1) Tcl library requiring another Tcl library. Do 'package require' or the c-level equivalent to perform searching, loading and initialization

2) Tcl library requiring non-tcl library

a) Link the tcl library against the other libraries and the OS will load them as necessary. Example OraTcl

b) Plugin architecture, or no fixed library for a given functionality. Use dlopen, etc. to load the other libraries on-demand. Examples: Trf, TrfCrypt, Img.

Regarding (2b) Jan Nijtmans proposed to expose platform independent interfaces to dlopen, dlsym, dlclose as part of the public api so that extensions like trf, img, etc. do not have to carry duplicate code around. Anyone caring enough to write up a TIP for this ?
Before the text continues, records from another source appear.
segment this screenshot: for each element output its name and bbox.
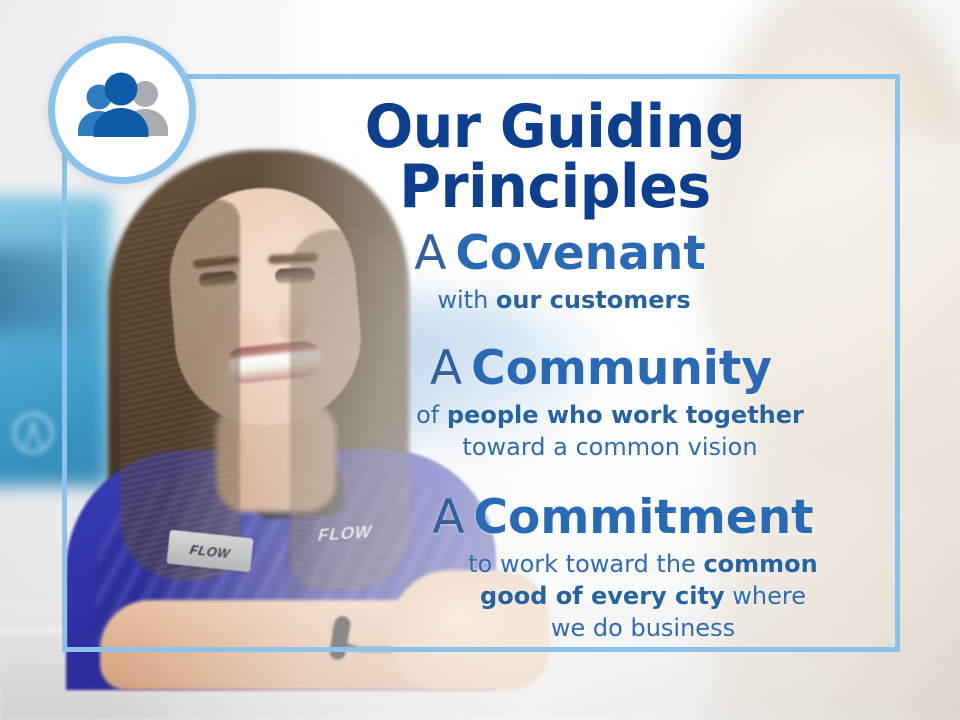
principle-subtext: of people who work togethertoward a comm…	[210, 399, 900, 463]
principle-subtext: to work toward the commongood of every c…	[210, 548, 900, 644]
principle-community: ACommunity of people who work togetherto…	[210, 344, 900, 463]
principle-heading: ACommitment	[210, 493, 900, 543]
emphasis-text: good of every city	[480, 582, 725, 610]
principle-keyword: Commitment	[474, 490, 814, 545]
emphasis-text: people who work together	[447, 401, 804, 429]
principle-commitment: ACommitment to work toward the commongoo…	[210, 493, 900, 644]
principle-heading: ACovenant	[210, 229, 900, 279]
emphasis-text: common	[703, 550, 817, 578]
principle-heading: ACommunity	[210, 344, 900, 394]
principle-article: A	[414, 226, 455, 281]
people-group-icon	[70, 71, 174, 149]
principle-article: A	[432, 490, 473, 545]
principle-keyword: Covenant	[455, 226, 705, 281]
principle-article: A	[430, 341, 471, 396]
plain-text: where	[725, 582, 806, 610]
guiding-principles-graphic: FLOW FLOW Our Guiding	[0, 0, 960, 720]
page-title: Our Guiding Principles	[227, 97, 883, 217]
plain-text: to work toward the	[468, 550, 703, 578]
principle-covenant: ACovenant with our customers	[210, 229, 900, 316]
emphasis-text: our customers	[496, 286, 691, 314]
principles-content: Our Guiding Principles ACovenant with ou…	[210, 84, 900, 644]
principle-subtext: with our customers	[210, 284, 900, 316]
plain-text: of	[416, 401, 447, 429]
principle-keyword: Community	[471, 341, 772, 396]
people-group-badge	[48, 36, 196, 184]
plain-text: toward a common vision	[462, 433, 757, 461]
plain-text: with	[437, 286, 496, 314]
plain-text: we do business	[551, 614, 735, 642]
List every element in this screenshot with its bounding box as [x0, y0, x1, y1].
LV: other information on this. In the case lvirden (that's me) mentions above, when I build Oratcl out of the box, I get an unresolved symbol error because the libraries chosen on my hw/sw/versions/whatever combo end up not seeing one of the specific oracle libraries. To get around this sort of problem, and perhaps the problems Richard is mentioning, on Linux and Solaris you use the -R flag in the link step. Basically, the -R flag takes as an argument one or more directories (seperated by :) which will contain dynamic libraries when the extension or application is accessed during run time. The runtime support code then walks through all the supplied directories, looking for the first occurence of the needed library, without the application having to do anything specific.


Another case that doesn't have a good answer is when you depend on an external (non-Tcl) library *and* you're distributing via a starpack. I don't know of any good way to do this.